1. Consume the Correct Amount of Protein

The diet of any serious bodybuilder should have a high amount of protein. Growing muscles at a fast rate require a lot of it, but any additional protein past the recommended amount is just calories, and thus less reliable than carbs. For most individuals, about 0.8 grams of protein for each kilogram of total body weight a day is sufficient.  However, bodybuilders should consume from 1.2 to 1.7 grams of protein for each kilogram of total body weight.

You can calculate your weight in kilograms by dividing your weight in pounds by 2.2. For instance, if you divide 180 pounds by 2.2, you will get 82 kilograms. To calculate the range for grams of protein you should consume daily, multiply your bodyweight in kilograms by 1.2 as well as by 1.7. For instance, 82 x 1.2 = 98 and 82 x 1.7 = 139, meaning you should consume from 98 to 139 grams of protein each day. If you are having trouble calculating your daily estimate for grams of protein, the services of a freelance personal trainer Singapore will come in handy.

Some good examples of high protein foods include top round steak, chicken breast, salmon, and pork tenderloin.
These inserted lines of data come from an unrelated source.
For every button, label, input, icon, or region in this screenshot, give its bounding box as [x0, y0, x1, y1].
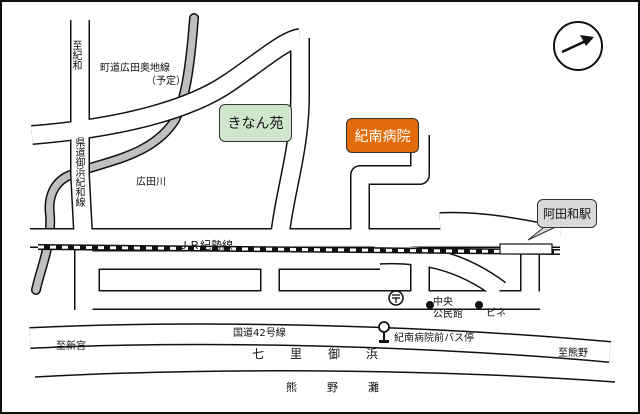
ada-station-label[interactable]: 阿田和駅 [537, 199, 597, 228]
jr-railway [37, 244, 561, 255]
coastline [34, 370, 616, 383]
building-dot-icon [426, 301, 434, 309]
kinan-hospital-label[interactable]: 紀南病院 [346, 118, 419, 153]
bus-stop-label: 紀南病院前バス停 [394, 333, 474, 344]
kinan-en-label[interactable]: きなん苑 [219, 104, 292, 142]
to-shingu-label: 至新宮 [56, 341, 86, 352]
chuo-kominkan-label-1: 中央 [433, 297, 453, 308]
national-road-label: 国道42号線 [233, 328, 286, 339]
road-network [30, 20, 562, 310]
national-route-42 [29, 323, 611, 363]
shichiri-mihama-label: 七里御浜 [252, 347, 405, 361]
bus-stop-icon [378, 321, 390, 343]
post-office-icon [388, 290, 404, 306]
pref-road-label: 県道御浜紀和線 [73, 137, 84, 207]
station-platform [499, 243, 553, 255]
building-dot-icon [475, 301, 483, 309]
town-road-label: 町道広田奥地線 [100, 63, 170, 74]
hirota-river-label: 広田川 [136, 177, 166, 188]
town-road-note-label: （予定） [146, 76, 186, 87]
chuo-kominkan-label-2: 公民館 [433, 309, 463, 320]
compass [553, 21, 603, 71]
jr-line-label: ＪＲ紀勢線 [178, 239, 233, 252]
to-kiwa-label: 至紀和 [70, 40, 81, 70]
pine-label: ピネ [486, 308, 506, 319]
kumano-nada-label: 熊野灘 [286, 381, 409, 394]
to-kumano-label: 至熊野 [558, 348, 588, 359]
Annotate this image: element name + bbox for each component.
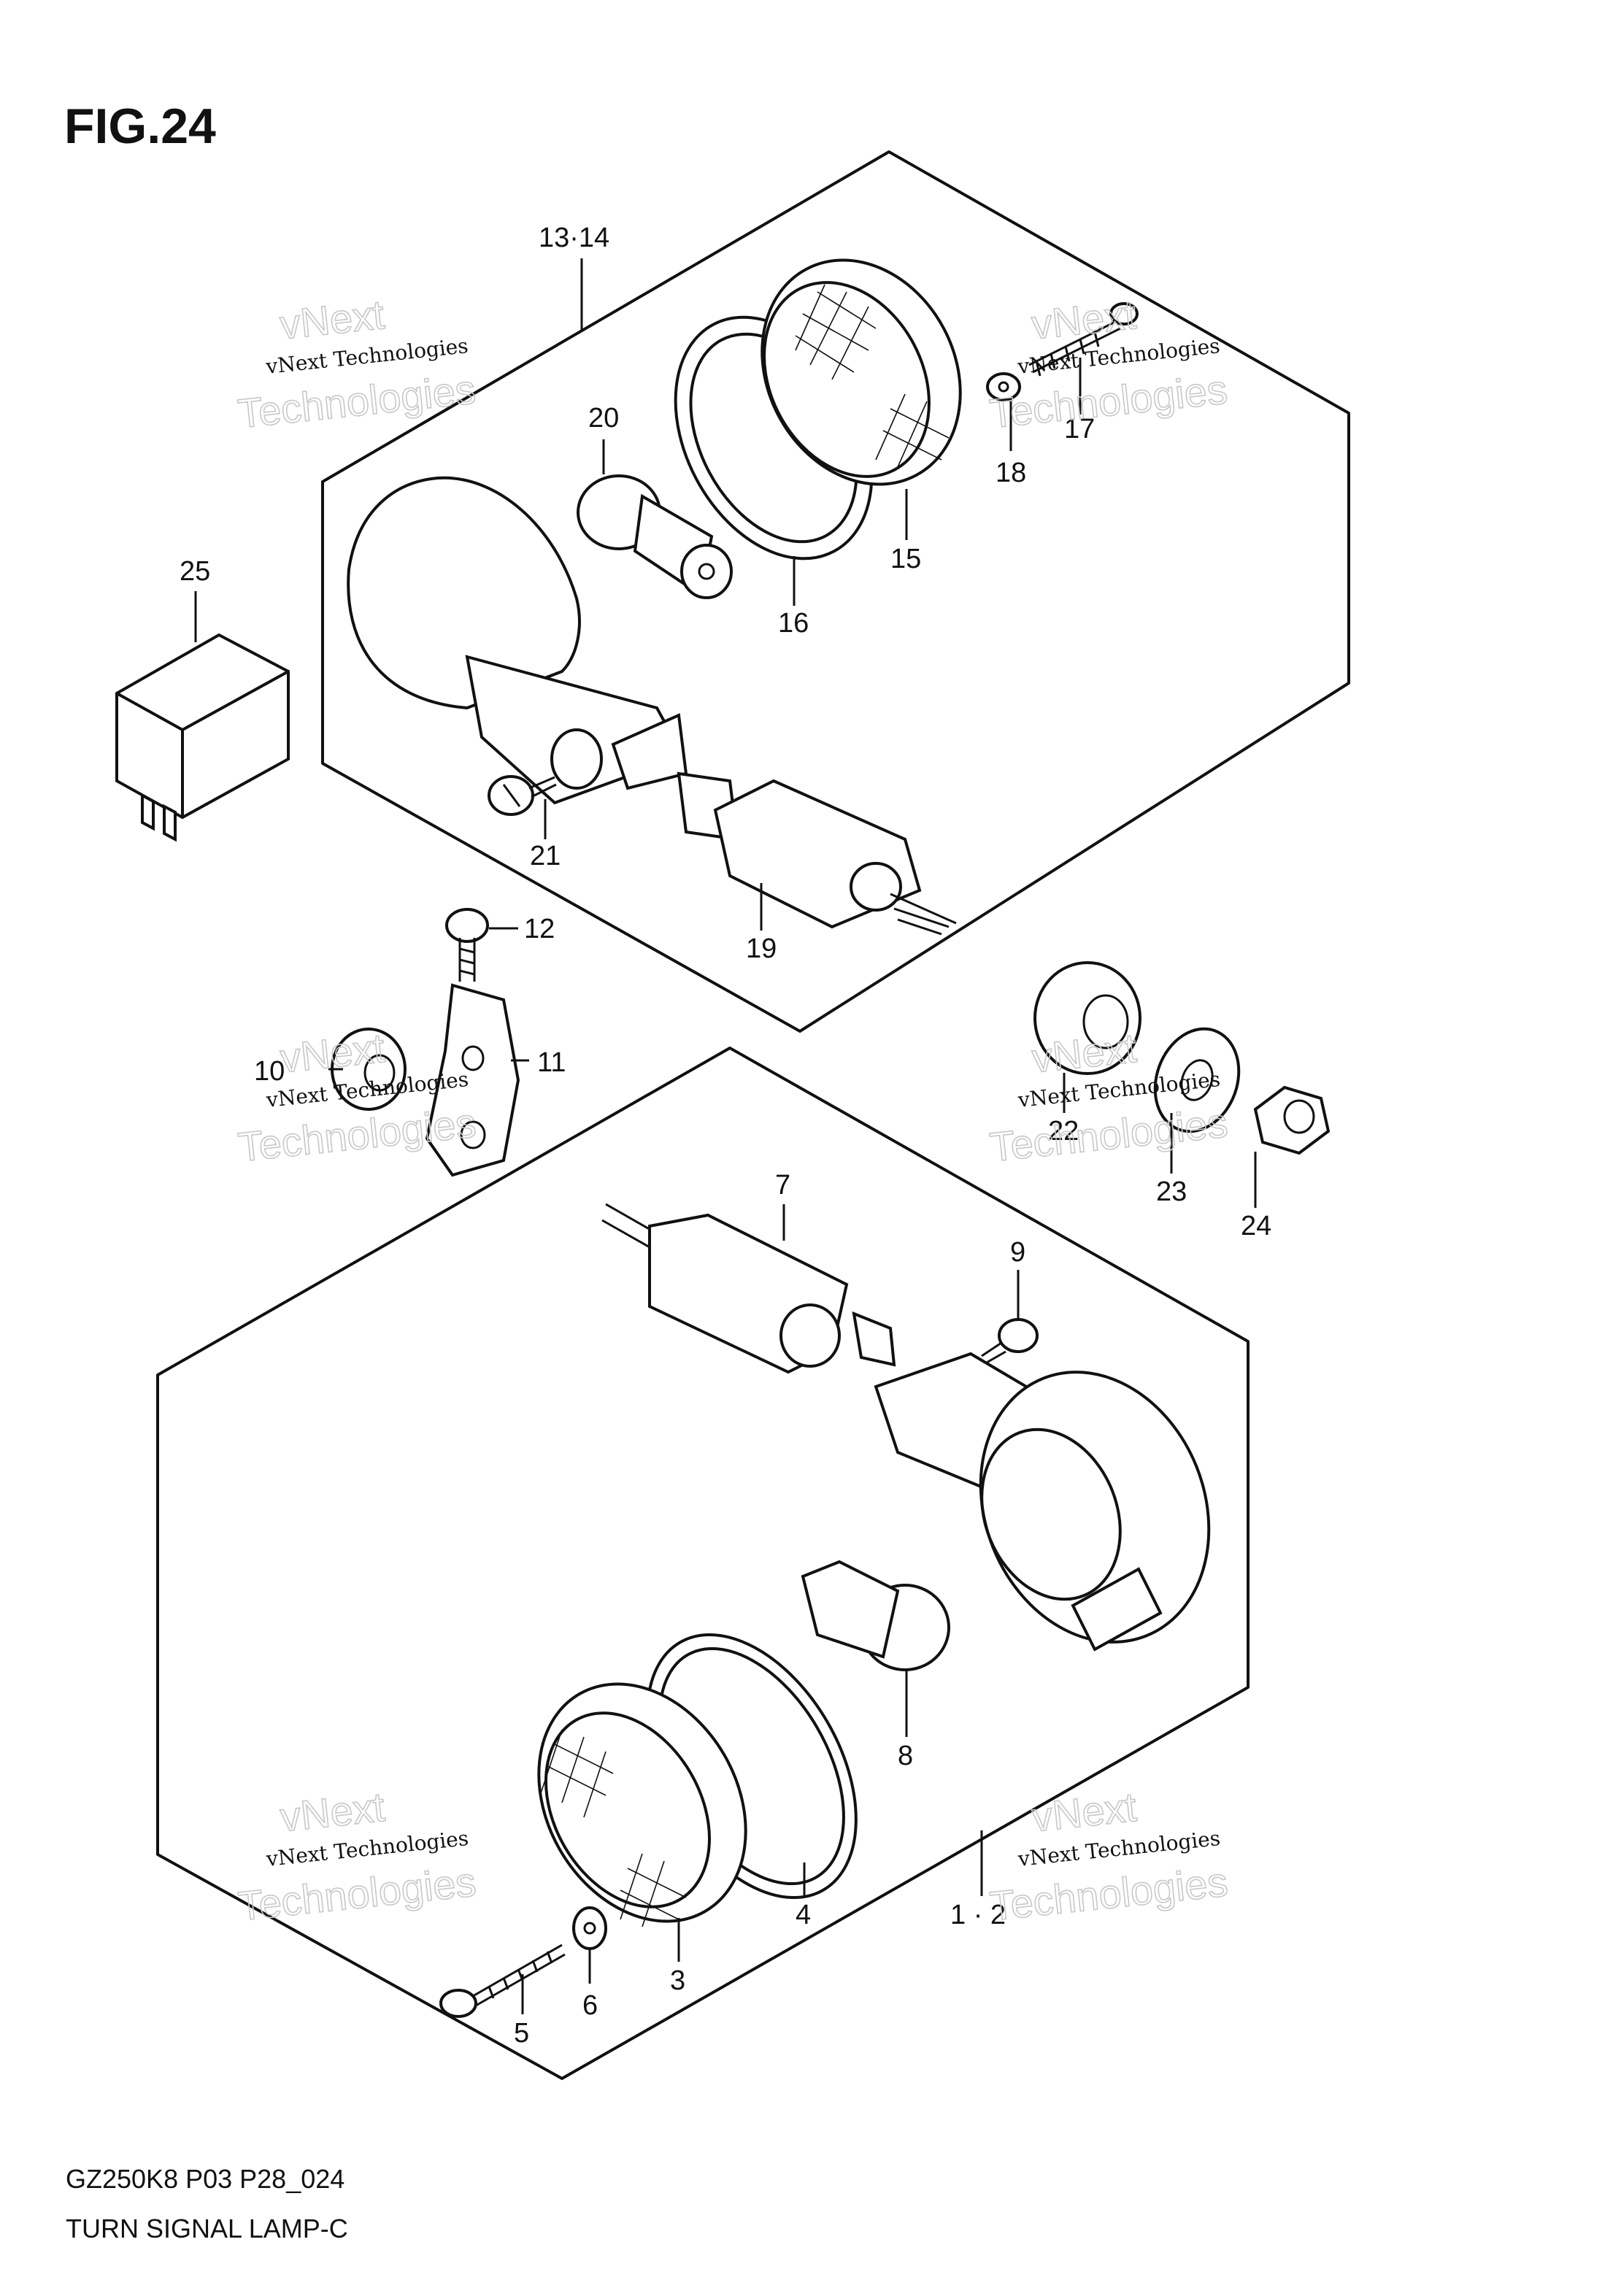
diagram-name: TURN SIGNAL LAMP-C — [66, 2214, 348, 2243]
watermark-bottom-right: vNext Technologies vNext Technologies — [987, 1783, 1231, 1930]
screw-5 — [439, 1943, 566, 2018]
callout-18: 18 — [996, 458, 1026, 488]
watermark-middle-left: vNext Technologies vNext Technologies — [236, 1024, 479, 1171]
callout-19: 19 — [746, 933, 777, 964]
callout-25: 25 — [180, 556, 210, 587]
cushion-22 — [1033, 961, 1141, 1075]
callout-20: 20 — [588, 403, 619, 434]
watermark-bottom-left: vNext Technologies vNext Technologies — [236, 1783, 479, 1930]
bolt-12 — [445, 908, 489, 982]
callout-3: 3 — [670, 1965, 685, 1996]
leader-lines — [194, 258, 1257, 2014]
watermark-word: vNext — [1029, 291, 1138, 348]
screw-21 — [488, 775, 557, 816]
lower-assembly-outline — [156, 1047, 1250, 2080]
callout-12: 12 — [524, 914, 555, 944]
callout-5: 5 — [514, 2018, 529, 2049]
bulb-8 — [801, 1560, 950, 1671]
callout-4: 4 — [796, 1900, 811, 1930]
bulb-20 — [577, 474, 733, 599]
callout-10: 10 — [254, 1056, 285, 1087]
callout-labels: 13·14 20 25 16 15 17 18 21 19 12 10 11 2… — [180, 223, 1271, 2049]
callout-13-14: 13·14 — [539, 223, 609, 253]
callout-15: 15 — [890, 544, 921, 574]
callout-16: 16 — [778, 608, 809, 639]
callout-9: 9 — [1010, 1237, 1025, 1268]
screw-17 — [1028, 302, 1139, 377]
watermark-top-right: vNext Technologies vNext Technologies — [987, 290, 1230, 437]
turn-signal-housing-lower — [874, 1352, 1211, 1652]
relay-25 — [115, 633, 290, 842]
bracket-11 — [425, 983, 520, 1177]
callout-1-2: 1 · 2 — [950, 1900, 1006, 1930]
socket-7 — [601, 1203, 896, 1374]
screw-9 — [981, 1318, 1039, 1365]
lens-3 — [537, 1682, 747, 1927]
callout-23: 23 — [1156, 1176, 1187, 1207]
callout-17: 17 — [1064, 414, 1095, 444]
washer-18 — [986, 372, 1021, 401]
callout-22: 22 — [1048, 1116, 1079, 1147]
callout-24: 24 — [1241, 1211, 1271, 1241]
callout-7: 7 — [775, 1170, 790, 1201]
figure-title: FIG.24 — [64, 99, 216, 154]
washer-23 — [1153, 1027, 1241, 1133]
watermark-word: vNext — [277, 291, 386, 348]
socket-19 — [677, 771, 957, 936]
callout-6: 6 — [582, 1990, 598, 2021]
watermark-word: vNext — [1030, 1784, 1139, 1841]
turn-signal-housing-upper — [347, 476, 688, 805]
lens-15 — [761, 258, 962, 486]
watermark-top-left: vNext Technologies vNext Technologies — [235, 290, 478, 437]
callout-21: 21 — [530, 841, 561, 871]
callout-11: 11 — [537, 1047, 566, 1078]
upper-assembly-outline — [321, 150, 1350, 1033]
washer-6 — [572, 1906, 607, 1950]
callout-8: 8 — [898, 1741, 913, 1771]
nut-24 — [1253, 1085, 1331, 1155]
watermark-word: vNext — [278, 1784, 387, 1841]
model-code: GZ250K8 P03 P28_024 — [66, 2164, 344, 2194]
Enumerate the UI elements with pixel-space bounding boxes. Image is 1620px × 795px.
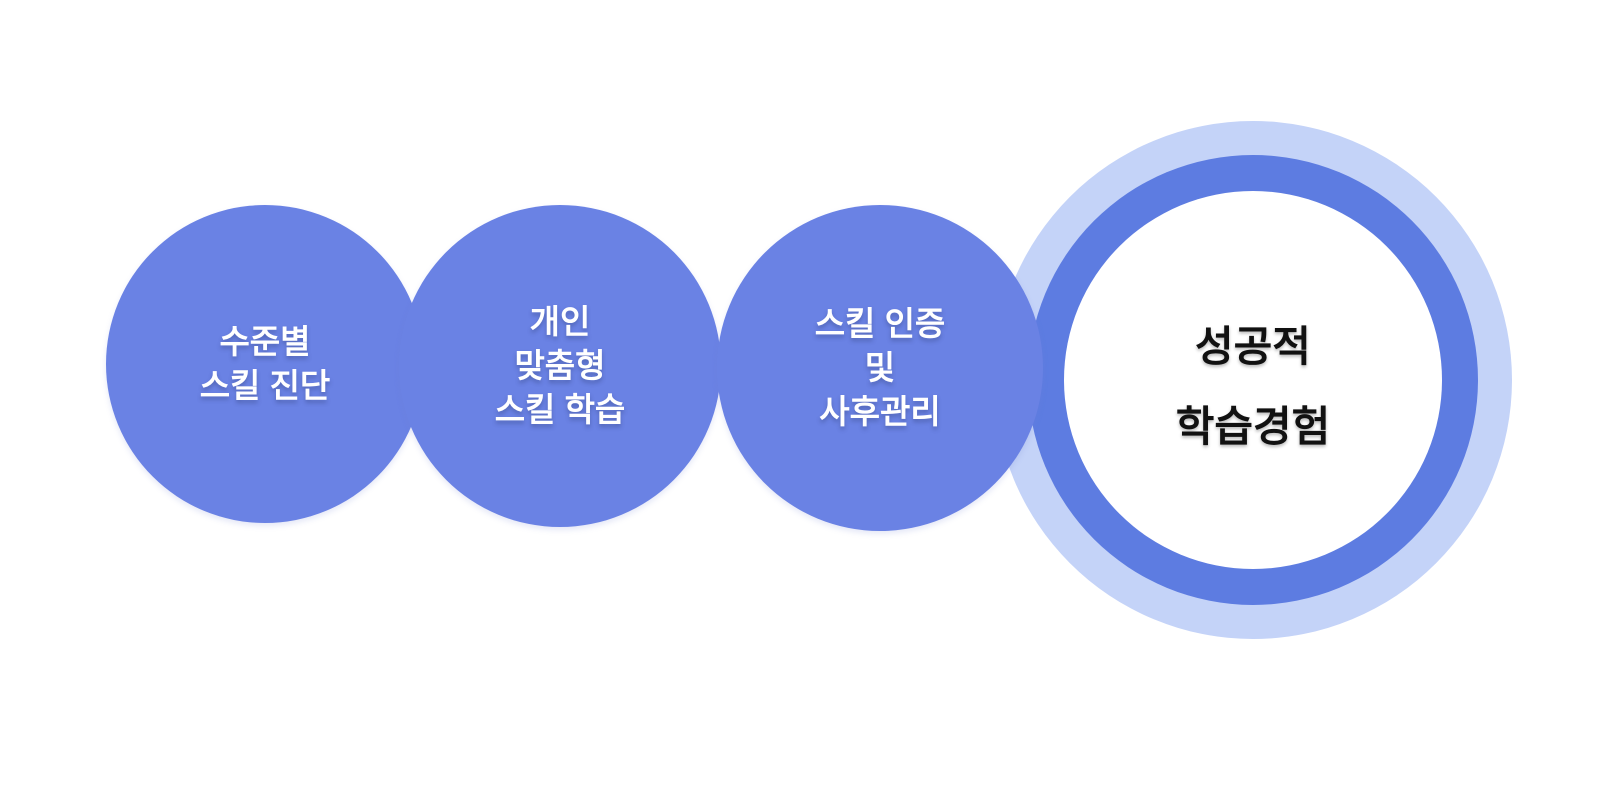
result-label: 성공적 학습경험 [1176,307,1331,467]
result-label-line-2: 학습경험 [1175,403,1331,450]
step-circle-3: 스킬 인증 및 사후관리 [717,205,1043,531]
step-3-label-line-1: 스킬 인증 [814,305,946,342]
result-label-line-1: 성공적 [1195,323,1311,370]
step-2-label-line-2: 맞춤형 [514,347,606,384]
step-1-label: 수준별 스킬 진단 [200,320,331,408]
step-3-label: 스킬 인증 및 사후관리 [815,302,946,434]
step-circle-1: 수준별 스킬 진단 [106,205,424,523]
step-2-label-line-1: 개인 [529,303,591,340]
step-1-label-line-1: 수준별 [219,323,311,360]
step-circle-2: 개인 맞춤형 스킬 학습 [399,205,721,527]
result-ring-inner: 성공적 학습경험 [1064,191,1442,569]
step-2-label: 개인 맞춤형 스킬 학습 [495,300,626,432]
step-2-label-line-3: 스킬 학습 [494,391,626,428]
step-3-label-line-3: 사후관리 [819,393,941,430]
step-3-label-line-2: 및 [864,349,896,386]
step-1-label-line-2: 스킬 진단 [199,367,331,404]
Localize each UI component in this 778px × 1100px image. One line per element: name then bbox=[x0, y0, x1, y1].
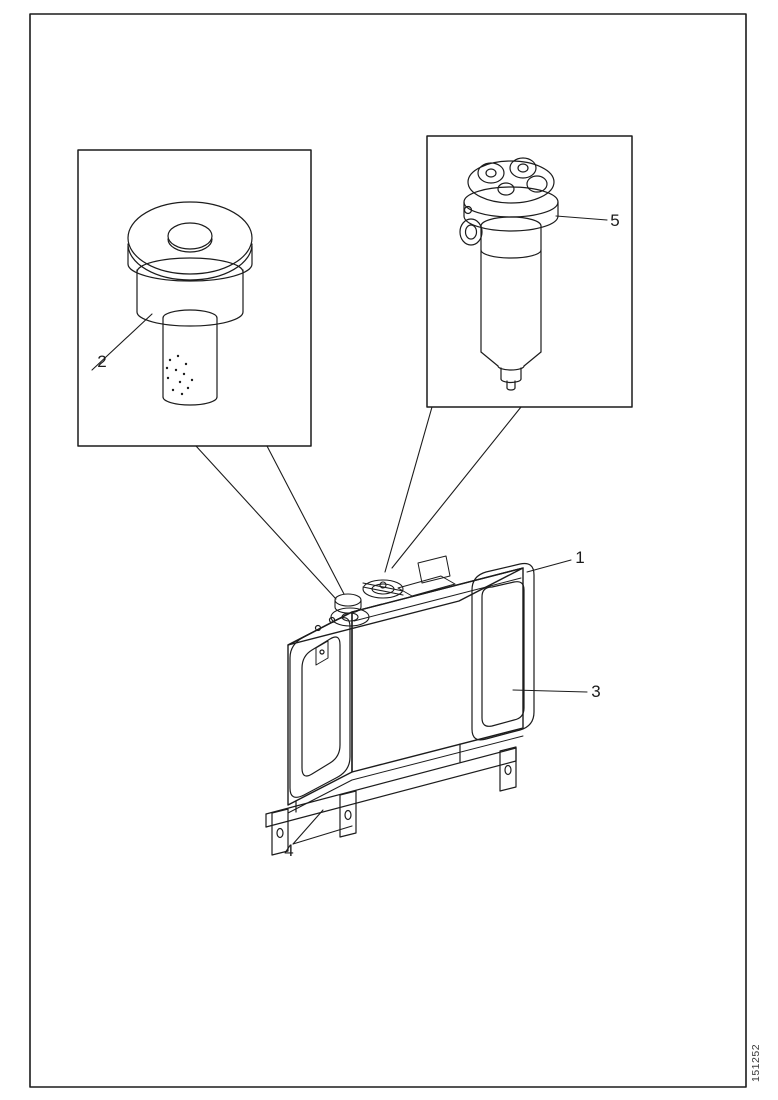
detail-pointer-lines bbox=[195, 406, 522, 600]
leader-line-1 bbox=[526, 559, 572, 573]
leader-line-3 bbox=[512, 689, 588, 693]
breather-detail-drawing bbox=[127, 201, 253, 406]
tank-breather-mount bbox=[330, 593, 370, 627]
detail-box-breather bbox=[77, 149, 312, 447]
tank-drawing bbox=[265, 555, 535, 856]
callout-3-label: 3 bbox=[591, 682, 600, 701]
callout-1-label: 1 bbox=[575, 548, 584, 567]
detail-box-filter bbox=[426, 135, 633, 408]
filter-detail-drawing bbox=[459, 157, 559, 391]
leader-line-2 bbox=[91, 313, 153, 371]
callout-2-label: 2 bbox=[97, 352, 106, 371]
page-border bbox=[29, 13, 747, 1088]
tank-skid bbox=[265, 743, 517, 856]
tank-top-plate bbox=[397, 555, 456, 597]
tank-filter-mount bbox=[362, 579, 404, 599]
doc-number: 151252 bbox=[750, 1044, 762, 1082]
callout-5-label: 5 bbox=[610, 211, 619, 230]
tank-left-hoop bbox=[289, 616, 351, 798]
tank-right-hoop bbox=[471, 562, 535, 741]
callout-4-label: 4 bbox=[284, 841, 293, 860]
leader-line-5 bbox=[555, 215, 608, 221]
stem-stipple bbox=[165, 354, 194, 396]
leader-line-4 bbox=[292, 809, 353, 845]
If you are a vegetarian, incorporate soy, quinoa, mycoprotein, and seitan in your meals. Your breakfast should consist of oatmeal and egg yolks or protein-rich cereal along with a protein shake.

 

2. Take Nutritious Drinks Between Meals

Taking protein shakes is an excellent strategy for boosting your energy levels in between meals. They help you suppress junk food cravings. Furthermore, digesting and absorbing whey protein is easy and fast.

 

3. Don’t Skip Meals

Just like skipping workouts, skipping meals will frustrate your efforts to build muscles quickly. Your body continues building mass by leveraging the nutrients available in your meals. Bodybuilders who can’t schedule meals due to any reason should always keep a small cooler containing one or two meals within their reach.

 

4. Consider a Pre-bedtime Snack like Micellar Casein Protein

Snacking on a micellar casein protein pre-bedtime helps you keep the craving for an unhealthy midnight snack away. The digestion process for this protein is thought to be longer, which allows our slower nighttime metabolism to capitalize on it. An excellent male weight loss program Singapore can help you decide when and how to introduce a pre-bedtime snack in your diet schedule.

 

5. Drink Plenty of Water

Water makes up around 70 percent of your body. Staying hydrated allows your body to function well. Water speeds up the utilization of the nutrients and supplements that you eat by acting as a medium in the transportation of nutrients to your muscle cells. As far as building a huge physique is involved, you should strive to hydrate yourself as much as you can. Professional bodybuilders drink about 10 liters of water per day.

If your primary goal is to build muscle and attain a toned body, you can’t keep consuming “empty” calories that increase mass at your waistline. You must choose the best foods and supplements carefully and introduce them into your everyday diet. By implementing the above 5 tips, you will make the process of realizing your dream physique stress-free and full of unforgettable experiences.